We are also of opinion that the exceptions taken to the charge of the court have not been sustained. The court in saying to. the jury that “the responsibilities and trust of his father did not descend upon the son,” (the defendant,) plainly meant, that if there were any responsibility or trust created on the part of the father, it could not from any thing that appeared in the cause be considered 'more than personal, and therefore that it died with hint. If there were any trust or responsibility resting on the father to pay the taxes assessed on lot No. 11,9, it was of this nature; for there is not the slightest ground for raising a responsibility or trust of the sort connected with the title to the lot, which could have descended therewith upon the son. Neither are we prepared to decide that the court erred in what it said to the jury, as to one tenant in common buying in an outstanding and better title, with a view to turn the other out of possession and become himself the sole owner of the estate. But such was not the relationship between John Braden and William Robinson when the latter bought the lot of Leckey. Neither Braden nor Robinson had the least colour of claim to it then, The sale made of it some eighteen years before that, divested them completely of all their right to it after the expiration of two years from the date of the sale.

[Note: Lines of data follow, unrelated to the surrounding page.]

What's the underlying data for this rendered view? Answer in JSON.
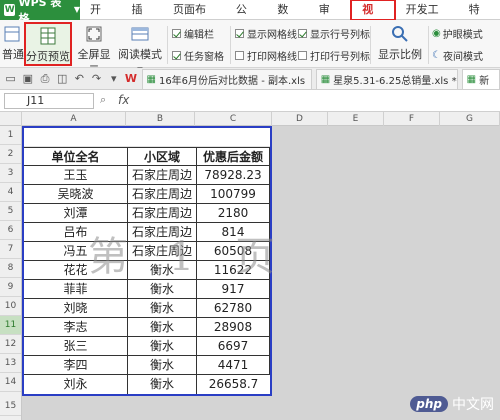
{
  "app": {
    "name": "WPS 表格"
  },
  "menu": {
    "tabs": [
      "开始",
      "插入",
      "页面布局",
      "公式",
      "数据",
      "审阅",
      "视图",
      "开发工具",
      "特色"
    ],
    "active": "视图"
  },
  "ribbon": {
    "normal": "普通",
    "page_break_preview": "分页预览",
    "full_screen": "全屏显示",
    "reading_mode": "阅读模式",
    "edit_bar": "编辑栏",
    "task_pane": "任务窗格",
    "show_gridlines": "显示网格线",
    "print_gridlines": "打印网格线",
    "show_row_col_headers": "显示行号列标",
    "print_row_col_headers": "打印行号列标",
    "show_ratio": "显示比例",
    "eye_protect": "护眼模式",
    "night_mode": "夜间模式"
  },
  "doc_tabs": [
    {
      "label": "16年6月份后对比数据 - 副本.xls"
    },
    {
      "label": "星泉5.31-6.25总销量.xls *"
    },
    {
      "label": "新"
    }
  ],
  "formula_bar": {
    "cell_ref": "J11",
    "fx": "fx",
    "value": ""
  },
  "columns": [
    "A",
    "B",
    "C",
    "D",
    "E",
    "F",
    "G"
  ],
  "rows": [
    "1",
    "2",
    "3",
    "4",
    "5",
    "6",
    "7",
    "8",
    "9",
    "10",
    "11",
    "12",
    "13",
    "14",
    "15"
  ],
  "table": {
    "headers": [
      "单位全名",
      "小区域",
      "优惠后金额"
    ],
    "rows": [
      [
        "王玉",
        "石家庄周边",
        "78928.23"
      ],
      [
        "吴晓波",
        "石家庄周边",
        "100799"
      ],
      [
        "刘潭",
        "石家庄周边",
        "2180"
      ],
      [
        "吕布",
        "石家庄周边",
        "814"
      ],
      [
        "冯五",
        "石家庄周边",
        "60508"
      ],
      [
        "花花",
        "衡水",
        "11622"
      ],
      [
        "菲菲",
        "衡水",
        "917"
      ],
      [
        "刘晓",
        "衡水",
        "62780"
      ],
      [
        "李志",
        "衡水",
        "28908"
      ],
      [
        "张三",
        "衡水",
        "6697"
      ],
      [
        "李四",
        "衡水",
        "4471"
      ],
      [
        "刘永",
        "衡水",
        "26658.7"
      ]
    ]
  },
  "watermark": "第 1 页",
  "brand": {
    "badge": "php",
    "text": "中文网"
  },
  "colors": {
    "accent": "#2c8f3d",
    "page_border": "#2a3ec4",
    "highlight": "#e02222"
  }
}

Had either of them redeemed the lot as provided by the act of assembly, within the two years, such .redemption would doubtless have enured to the benefit of both, because it would have been a defeasance of Leckey’s purchase, and have placed Braden and Robinson in the same position that they stood, in regard to the ownership of the lot, at and im*360mediately before the sale thereof. Neither, however, having redeemed the lot within the two years, the purchase of it by Robinson from Leckey must be regarded in the same light as if it had been effected by any third person, or as if Robinson had never had any interest or right in it whatever before.

Judgment affirmed.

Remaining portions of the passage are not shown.